Courrier international – La guerre des mots s’amplifie entre Bamako et Alger après que le représentant algérien auprès de l’ONU a dénoncé l’utilisation de drones par l’armée malienne dans le nord du pays, en proie à un retour de l’insurrection touareg. Mais, pour “Le Pays”, la querelle a des raisons profondes et anciennes, dont les racines se trouvent dans cette région limitrophe aux deux pays, lesquels s’accusent réciproquement d’alimenter les tensions.
Le Mali et l’Algérie exportent leur mésintelligence au Conseil de sécurité de l’ONU. C’est le moins que l’on puisse dire au regard de ce qui s’est passé le 30 août dernier, à New York.
En effet, au cours d’une réunion sur la fourniture des armes par les pays occidentaux, les ambassadeurs des deux pays voisins se sont offerts en spectacle à travers une passe d’armes. Tout est parti des accusations d’Alger selon lesquelles un drone malien a tué une vingtaine de civils dans le Nord-Mali.
“Accusation aussi grave qu’infondée”, a répondu Bamako qui reproche à son voisin de colporter “à la légère des informations de presse non vérifiées”.
De quoi jeter de nouveau un froid glacial sur les relations entre les deux voisins, déjà mal en point depuis la mise à mort par Bamako [en janvier 2024] de l’accord de paix d’Alger, signé [en 2015] entre le Mali et les rebelles.

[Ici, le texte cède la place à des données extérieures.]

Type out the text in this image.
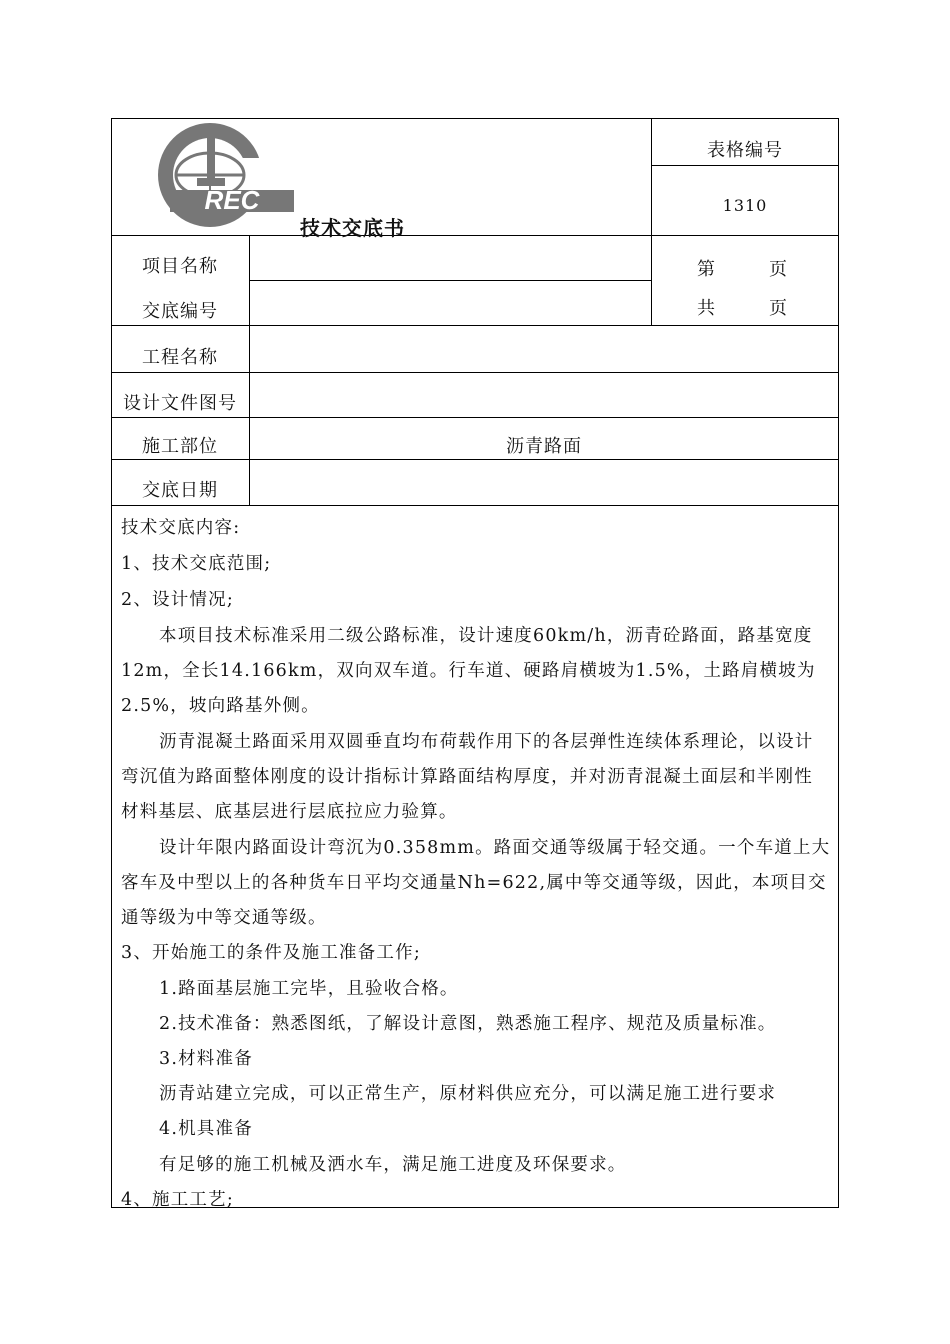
REC
技术交底书
表格编号
1310
第　　页
共　　页
项目名称
交底编号
工程名称
设计文件图号
施工部位
交底日期
沥青路面
技术交底内容:
1、技术交底范围;
2、设计情况;
本项目技术标准采用二级公路标准，设计速度60km/h，沥青砼路面，路基宽度
12m，全长14.166km，双向双车道。行车道、硬路肩横坡为1.5%，土路肩横坡为
2.5%，坡向路基外侧。
沥青混凝土路面采用双圆垂直均布荷载作用下的各层弹性连续体系理论，以设计
弯沉值为路面整体刚度的设计指标计算路面结构厚度，并对沥青混凝土面层和半刚性
材料基层、底基层进行层底拉应力验算。
设计年限内路面设计弯沉为0.358mm。路面交通等级属于轻交通。一个车道上大
客车及中型以上的各种货车日平均交通量Nh=622,属中等交通等级，因此，本项目交
通等级为中等交通等级。
3、开始施工的条件及施工准备工作;
1.路面基层施工完毕，且验收合格。
2.技术准备：熟悉图纸，了解设计意图，熟悉施工程序、规范及质量标准。
3.材料准备
沥青站建立完成，可以正常生产，原材料供应充分，可以满足施工进行要求
4.机具准备
有足够的施工机械及洒水车，满足施工进度及环保要求。
4、施工工艺;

Et ce n’est pas tout. Le fossé s’est davantage creusé entre les deux capitales depuis qu’Alger a accepté d’offrir le gîte et le couvert aux rebelles [touaregs] chassés de Kidal à la fin de 2023. À cela s’ajoute l’exil doré accordé à l’imam Mahamoud Dicko, présenté comme le poil à gratter du président Assimi Goïta et de ses frères d’armes, qu’il n’a eu de cesse de clouer au pilori. [Leader politico-religieux, très influent au Mali, l’imam Dicko a servi de médiateur entre le gouvernement malien et les groupes djihadistes dans le nord du pays, ce qui lui a valu des accusations par la junte au pouvoir de soutenir ces groupes. Il est actuellement en exil à Alger.]
Cela dit, comment donc restaurer la confiance entre l’Algérie et le Mali ? Difficile de répondre à cette question dans la mesure où, pour Bamako, Alger ne joue pas franc-jeu.
Nécessaire et inévitable coopération
Or, au regard du contexte régional, il est dans l’intérêt des deux voisins de travailler à se donner la main au risque de jouer le jeu des terroristes, qui se moquent des frontières.
Car, on ne le dira jamais assez, la lutte contre le terrorisme, pour être efficace, doit se mener dans la mutualisation des efforts, notamment à travers le partage de renseignements et des opérations conjointes. Inutile donc de dire que s’ils ne se blairent pas, Alger et Bamako ne pourront pas collaborer en vue de porter l’estocade aux groupes armés terroristes qui continuent de semer la mort et la désolation sur leur chemin.
Surtout que, dans le même temps, on sait aussi que les relations entre le Mali et certains de ses voisins, en l’occurrence la Côte d’Ivoire et la Mauritanie, ne sont pas au beau fixe.
C’est dire qu’à l’allure où vont les choses, ce ne serait pas demain la veille la fin du terrorisme. À moins que prenant toute la mesure du péril, les uns et les autres acceptent de descendre de leur piédestal en vue d’une collaboration franche, sincère et durable.
Peut-être faudrait-il que l’Union africaine (UA) et les Nations unies, s’il y a lieu, s’impliquent davantage afin d’aplanir les divergences de vues qui opposent le Mali et ses voisins. Ce n’est pas trop demandé, tant il y va de l’intérêt supérieur du peuple malien, qui a longtemps souffert le martyre.
En tout cas, quand on suit de très près l’évolution de la situation, on a parfois envie de dire que Bamako tire un peu sur la corde. Pour autant, on ne saurait absoudre aussi l’Algérie, qui, il faut le dire, joue au clair-obscur quand elle ne donne pas la fâcheuse impression de vouloir faire chanter son voisin.